With the shiny side of the hackle facing towards you, pull down about 1/8th of an inch of fibers at the butt end. With your tying scissors, snip these fibers off close to the stem then strip another 1/8th of an inch of fibers from the top to ensure it wraps correctly. Tie in the hackle stem with a few tight wraps of thread.
To beef up the thorax of the fly a little bit, I like to use just the smallest amount of black dry fly dubbing, here, Wapsi Super Fine. Go very light, just a few fibers are all that's needed.
The dubbing noodle should be short and just barely cover your tying thread. Wrap the dubbing around the hook shank to form a bulbous little thorax. With that done, begin wrapping your hackle, 3 or 4 turns are all you need. Secure the hackle with 2 or 3 turns of tying thread and then pull the remainder of the hackle and the hackle fibers rearward and take a couple more wraps of tying thread. You can then snip the remainder of the hackle off close.
Do a 5 or 6 turn whip finish to secure the tying thread and elongate the body of the fly. You can then cut or snip your tying thread free.

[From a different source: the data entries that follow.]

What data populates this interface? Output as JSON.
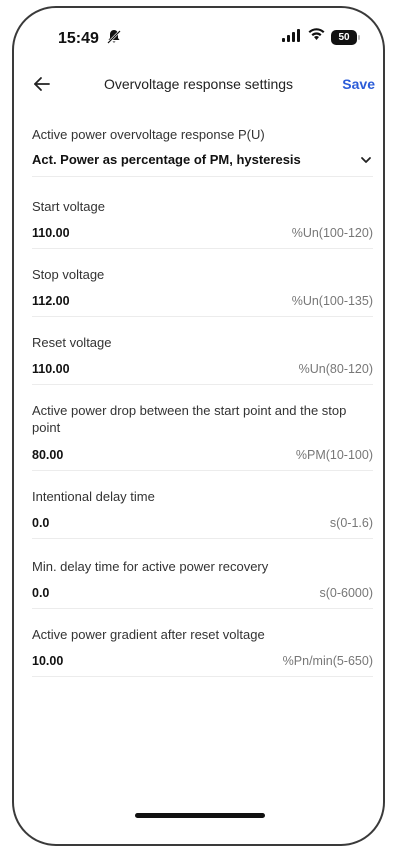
{
  "status_bar": {
    "time": "15:49",
    "battery": "50",
    "icons": [
      "bell-slash-icon",
      "signal-icon",
      "wifi-icon",
      "battery-icon"
    ]
  },
  "header": {
    "back_icon": "arrow-left-icon",
    "title": "Overvoltage response settings",
    "save_label": "Save",
    "accent_color": "#2b5cd8"
  },
  "mode": {
    "label": "Active power overvoltage response P(U)",
    "value": "Act. Power as percentage of PM, hysteresis",
    "icon": "chevron-down-icon"
  },
  "fields": [
    {
      "label": "Start voltage",
      "value": "110.00",
      "range": "%Un(100-120)"
    },
    {
      "label": "Stop voltage",
      "value": "112.00",
      "range": "%Un(100-135)"
    },
    {
      "label": "Reset voltage",
      "value": "110.00",
      "range": "%Un(80-120)"
    },
    {
      "label": "Active power drop between the start point and the stop point",
      "value": "80.00",
      "range": "%PM(10-100)"
    },
    {
      "label": "Intentional delay time",
      "value": "0.0",
      "range": "s(0-1.6)"
    },
    {
      "label": "Min. delay time for active power recovery",
      "value": "0.0",
      "range": "s(0-6000)"
    },
    {
      "label": "Active power gradient after reset voltage",
      "value": "10.00",
      "range": "%Pn/min(5-650)"
    }
  ]
}
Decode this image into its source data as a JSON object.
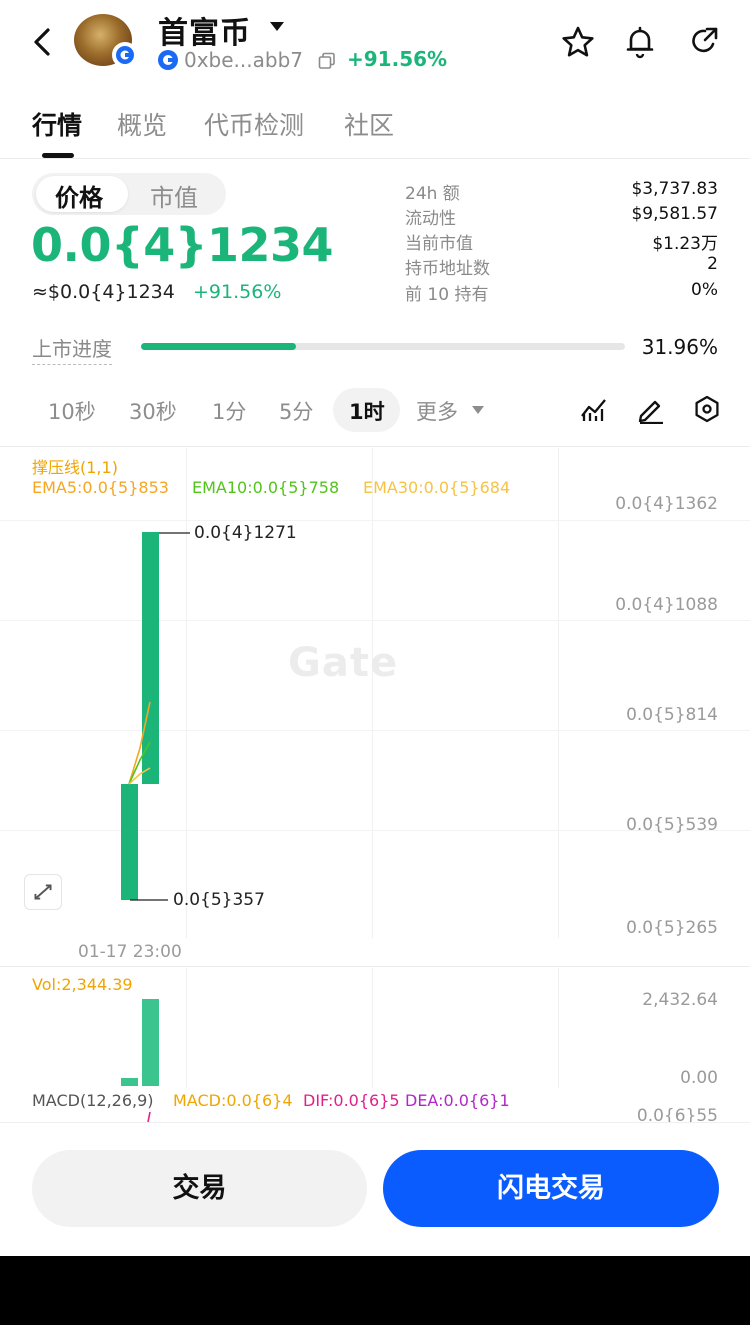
{
  "header": {
    "coin_name": "首富币",
    "address": "0xbe...abb7",
    "change": "+91.56%"
  },
  "tabs": [
    "行情",
    "概览",
    "代币检测",
    "社区"
  ],
  "price_toggle": {
    "price": "价格",
    "market_cap": "市值"
  },
  "price": {
    "main": "0.0{4}1234",
    "usd": "≈$0.0{4}1234",
    "change": "+91.56%"
  },
  "stats": [
    {
      "label": "24h 额",
      "value": "$3,737.83"
    },
    {
      "label": "流动性",
      "value": "$9,581.57"
    },
    {
      "label": "当前市值",
      "value": "$1.23万"
    },
    {
      "label": "持币地址数",
      "value": "2"
    },
    {
      "label": "前 10 持有",
      "value": "0%"
    }
  ],
  "progress": {
    "label": "上市进度",
    "value_text": "31.96%",
    "fraction": 0.3196
  },
  "intervals": [
    "10秒",
    "30秒",
    "1分",
    "5分",
    "1时",
    "更多"
  ],
  "selected_interval": "1时",
  "chart": {
    "indicator_title": "撑压线(1,1)",
    "ema5": "EMA5:0.0{5}853",
    "ema10": "EMA10:0.0{5}758",
    "ema30": "EMA30:0.0{5}684",
    "y_ticks": [
      "0.0{4}1362",
      "0.0{4}1088",
      "0.0{5}814",
      "0.0{5}539",
      "0.0{5}265"
    ],
    "high_label": "0.0{4}1271",
    "low_label": "0.0{5}357",
    "time_label": "01-17 23:00",
    "watermark": "Gate",
    "volume_label": "Vol:2,344.39",
    "vol_ticks": [
      "2,432.64",
      "0.00"
    ],
    "macd": {
      "title": "MACD(12,26,9)",
      "macd": "MACD:0.0{6}4",
      "dif": "DIF:0.0{6}5",
      "dea": "DEA:0.0{6}1",
      "tick": "0.0{6}55"
    }
  },
  "colors": {
    "up": "#1bb57a",
    "accent": "#0b5cff",
    "ema5": "#f5a623",
    "ema10": "#52c41a",
    "ema30": "#f6c343",
    "dif": "#e0208a",
    "dea": "#b227c9"
  },
  "buttons": {
    "trade": "交易",
    "flash_trade": "闪电交易"
  }
}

The pattern fishes fine just like this, but many anglers prefer to trim the bottom hackle fibers off so the fly rests in the film. I usually carry both. Once again, I like this pattern with dun colored hackle like those to the right and at the top but there's certainly nothing wrong with grizzly hackle either. I've heard some anglers will leave the tag end of their tippet untrimmed to give the impression of a long split tail like on the naturals. This is 7X which should give you an idea of just how small this fly really is. It's a great pattern, give it a try.